En un contexto marcado por la crisis económica y el aumento de la demanda social, el Municipio de Ramallo puso en marcha un Programa Alimentario Municipal para garantizar la asistencia a los sectores más vulnerables, tras la suspensión por tres meses del programa MESA en la provincia de Buenos Aires.
La medida fue impulsada por el intendente Mauro Poletti y busca cubrir el impacto generado por la interrupción del envío de módulos alimentarios que alcanzaban a 5.613 familias en 52 establecimientos educativos del distrito.
El subsecretario de Políticas Educativas, Marcos Haedo, fue contundente al respecto: “No vamos a mirar para otro lado y la ayuda a las familias la vamos a tener”. En esa línea, confirmó que el municipio ya inició un relevamiento de beneficiarios y trabaja en la conformación de una red local de asistencia.
El nuevo esquema se implementará a través de una Mesa de Abordaje Territorial, integrada por áreas del gobierno, instituciones educativas, clubes e iglesias, con el objetivo de garantizar una distribución eficiente y equitativa de los recursos. “Estamos armando la mesa con diferentes instituciones para definir la logística y asegurar que la ayuda llegue a quienes la necesitan”, explicó Haedo.
Uno de los principales desafíos será optimizar los recursos disponibles y evitar superposiciones. “Tenemos que cruzar datos con Desarrollo de la Comunidad para ordenar la distribución”, señaló el funcionario, en referencia a la necesidad de mejorar la planificación en la asistencia social.

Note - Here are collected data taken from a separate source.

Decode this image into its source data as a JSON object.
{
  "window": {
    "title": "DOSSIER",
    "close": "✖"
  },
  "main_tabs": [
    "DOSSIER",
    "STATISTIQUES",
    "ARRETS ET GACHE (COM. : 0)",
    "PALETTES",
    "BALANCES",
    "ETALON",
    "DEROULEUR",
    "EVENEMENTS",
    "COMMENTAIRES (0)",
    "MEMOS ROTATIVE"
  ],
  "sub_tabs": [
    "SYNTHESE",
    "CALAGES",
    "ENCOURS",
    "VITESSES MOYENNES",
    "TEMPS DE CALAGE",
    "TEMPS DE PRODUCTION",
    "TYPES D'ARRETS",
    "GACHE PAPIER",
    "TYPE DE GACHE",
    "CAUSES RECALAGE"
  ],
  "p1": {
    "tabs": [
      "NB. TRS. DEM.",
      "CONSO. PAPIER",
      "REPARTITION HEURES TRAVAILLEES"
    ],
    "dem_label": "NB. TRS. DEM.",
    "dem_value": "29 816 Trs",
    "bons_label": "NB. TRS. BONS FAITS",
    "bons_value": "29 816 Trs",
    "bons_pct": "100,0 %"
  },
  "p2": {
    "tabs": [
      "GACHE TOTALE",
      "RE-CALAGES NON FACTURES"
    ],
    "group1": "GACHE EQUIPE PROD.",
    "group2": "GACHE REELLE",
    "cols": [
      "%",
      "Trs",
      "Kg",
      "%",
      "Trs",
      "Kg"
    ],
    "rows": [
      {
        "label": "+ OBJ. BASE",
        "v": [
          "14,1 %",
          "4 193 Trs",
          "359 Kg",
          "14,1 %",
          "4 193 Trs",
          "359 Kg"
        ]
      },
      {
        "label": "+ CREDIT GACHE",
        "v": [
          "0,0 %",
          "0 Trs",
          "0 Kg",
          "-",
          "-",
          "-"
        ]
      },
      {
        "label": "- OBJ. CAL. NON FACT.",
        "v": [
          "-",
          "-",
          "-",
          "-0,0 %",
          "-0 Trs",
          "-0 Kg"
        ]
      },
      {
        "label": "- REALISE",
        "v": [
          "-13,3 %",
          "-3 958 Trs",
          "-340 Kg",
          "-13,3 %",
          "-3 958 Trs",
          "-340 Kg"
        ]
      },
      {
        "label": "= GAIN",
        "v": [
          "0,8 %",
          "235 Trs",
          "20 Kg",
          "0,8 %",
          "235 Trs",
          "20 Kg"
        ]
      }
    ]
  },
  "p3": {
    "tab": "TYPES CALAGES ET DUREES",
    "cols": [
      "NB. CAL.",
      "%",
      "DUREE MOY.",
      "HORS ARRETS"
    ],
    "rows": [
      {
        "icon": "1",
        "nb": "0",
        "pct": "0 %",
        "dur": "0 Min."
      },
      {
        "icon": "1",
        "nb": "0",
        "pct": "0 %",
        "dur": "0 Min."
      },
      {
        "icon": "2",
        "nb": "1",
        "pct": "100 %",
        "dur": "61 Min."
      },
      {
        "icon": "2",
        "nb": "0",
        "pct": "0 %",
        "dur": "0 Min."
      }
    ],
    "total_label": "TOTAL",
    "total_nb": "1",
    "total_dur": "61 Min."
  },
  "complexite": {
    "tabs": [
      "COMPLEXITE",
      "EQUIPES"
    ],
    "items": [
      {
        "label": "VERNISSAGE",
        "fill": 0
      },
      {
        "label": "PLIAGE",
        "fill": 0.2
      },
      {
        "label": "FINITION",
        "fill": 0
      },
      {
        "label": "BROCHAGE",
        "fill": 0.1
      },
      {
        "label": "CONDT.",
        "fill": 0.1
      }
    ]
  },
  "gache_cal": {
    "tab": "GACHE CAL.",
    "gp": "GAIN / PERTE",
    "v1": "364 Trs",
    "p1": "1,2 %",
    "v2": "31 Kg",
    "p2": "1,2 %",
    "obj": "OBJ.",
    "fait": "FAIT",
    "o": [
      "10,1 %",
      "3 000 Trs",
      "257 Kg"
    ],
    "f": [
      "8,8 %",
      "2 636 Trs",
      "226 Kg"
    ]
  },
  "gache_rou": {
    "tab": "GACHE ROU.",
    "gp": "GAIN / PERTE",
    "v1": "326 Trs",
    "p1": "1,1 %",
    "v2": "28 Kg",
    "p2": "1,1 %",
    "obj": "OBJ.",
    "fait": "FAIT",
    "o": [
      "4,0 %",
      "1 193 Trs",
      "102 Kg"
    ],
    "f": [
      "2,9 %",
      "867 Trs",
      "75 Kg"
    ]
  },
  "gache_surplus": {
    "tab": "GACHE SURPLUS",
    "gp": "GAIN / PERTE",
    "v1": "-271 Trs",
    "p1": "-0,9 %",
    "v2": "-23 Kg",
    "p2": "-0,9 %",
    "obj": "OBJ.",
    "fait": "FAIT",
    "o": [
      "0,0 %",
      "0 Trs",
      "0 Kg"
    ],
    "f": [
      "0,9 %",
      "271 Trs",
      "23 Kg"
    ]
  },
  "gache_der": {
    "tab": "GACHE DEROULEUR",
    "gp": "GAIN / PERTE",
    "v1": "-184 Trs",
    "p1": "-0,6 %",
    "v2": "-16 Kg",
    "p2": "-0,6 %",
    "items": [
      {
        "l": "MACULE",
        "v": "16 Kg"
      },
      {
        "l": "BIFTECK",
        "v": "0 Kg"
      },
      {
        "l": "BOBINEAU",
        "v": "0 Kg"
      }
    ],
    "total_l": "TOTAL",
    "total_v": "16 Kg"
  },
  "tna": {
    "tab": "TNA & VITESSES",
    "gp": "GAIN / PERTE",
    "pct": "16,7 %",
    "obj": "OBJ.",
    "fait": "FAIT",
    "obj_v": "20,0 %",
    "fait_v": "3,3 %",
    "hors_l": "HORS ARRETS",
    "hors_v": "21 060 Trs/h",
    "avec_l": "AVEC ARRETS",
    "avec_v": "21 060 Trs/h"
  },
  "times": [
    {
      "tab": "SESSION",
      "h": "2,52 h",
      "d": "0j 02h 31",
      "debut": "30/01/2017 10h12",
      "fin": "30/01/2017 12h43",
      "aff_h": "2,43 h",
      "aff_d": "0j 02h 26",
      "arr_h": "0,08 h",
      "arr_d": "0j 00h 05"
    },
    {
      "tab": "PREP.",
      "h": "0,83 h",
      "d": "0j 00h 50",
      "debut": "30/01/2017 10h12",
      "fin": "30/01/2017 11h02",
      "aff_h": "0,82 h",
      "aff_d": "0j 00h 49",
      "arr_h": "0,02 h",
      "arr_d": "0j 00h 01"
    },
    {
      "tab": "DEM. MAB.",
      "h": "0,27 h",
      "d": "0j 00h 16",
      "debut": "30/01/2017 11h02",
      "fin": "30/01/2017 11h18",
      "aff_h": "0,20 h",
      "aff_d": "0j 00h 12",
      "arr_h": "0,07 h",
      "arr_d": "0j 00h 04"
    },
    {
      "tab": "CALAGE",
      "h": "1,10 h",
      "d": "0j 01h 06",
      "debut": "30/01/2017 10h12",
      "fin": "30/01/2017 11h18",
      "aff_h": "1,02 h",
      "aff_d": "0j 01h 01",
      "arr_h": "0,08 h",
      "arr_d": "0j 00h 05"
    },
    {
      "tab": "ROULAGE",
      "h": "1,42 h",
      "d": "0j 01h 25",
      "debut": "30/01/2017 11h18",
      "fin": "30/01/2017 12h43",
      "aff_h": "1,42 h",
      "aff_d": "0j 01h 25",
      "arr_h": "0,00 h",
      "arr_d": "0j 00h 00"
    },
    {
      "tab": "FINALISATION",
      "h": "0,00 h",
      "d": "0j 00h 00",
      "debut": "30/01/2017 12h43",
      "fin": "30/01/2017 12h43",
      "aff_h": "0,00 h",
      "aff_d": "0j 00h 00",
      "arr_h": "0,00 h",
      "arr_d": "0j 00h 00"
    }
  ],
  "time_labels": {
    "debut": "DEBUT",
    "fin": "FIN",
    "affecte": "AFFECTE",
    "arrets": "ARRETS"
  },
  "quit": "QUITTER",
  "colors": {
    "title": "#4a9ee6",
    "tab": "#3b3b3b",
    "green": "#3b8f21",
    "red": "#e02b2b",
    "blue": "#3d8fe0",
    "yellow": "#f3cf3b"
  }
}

El escenario económico agrava la situación. Según advirtió Haedo, “se están cerrando pymes, hay menos trabajo y los comercios tienen menos movimiento”, lo que deriva en una mayor presión sobre la asistencia municipal. Incluso anticipó un panorama complejo: “Yo creo que la situación va a empeorar”.
Actualmente, el municipio destina entre 84 y 85 millones de pesos mensuales a la asistencia alimentaria, cifra que podría incrementarse ante la emergencia. “Seguramente va a aumentar, porque también tenemos los módulos de emergencia”, indicó.
Frente a este panorama, el funcionario destacó el rol de los gobiernos locales como primer sostén ante la crisis social: “Si no fuera por los municipios, la crisis social sería más profunda”.
Mientras avanza la implementación del programa, el objetivo inmediato es claro: garantizar que ninguna familia de Ramallo se quede sin su módulo alimentario, en un contexto donde la ausencia de políticas provinciales activas profundiza la incertidumbre.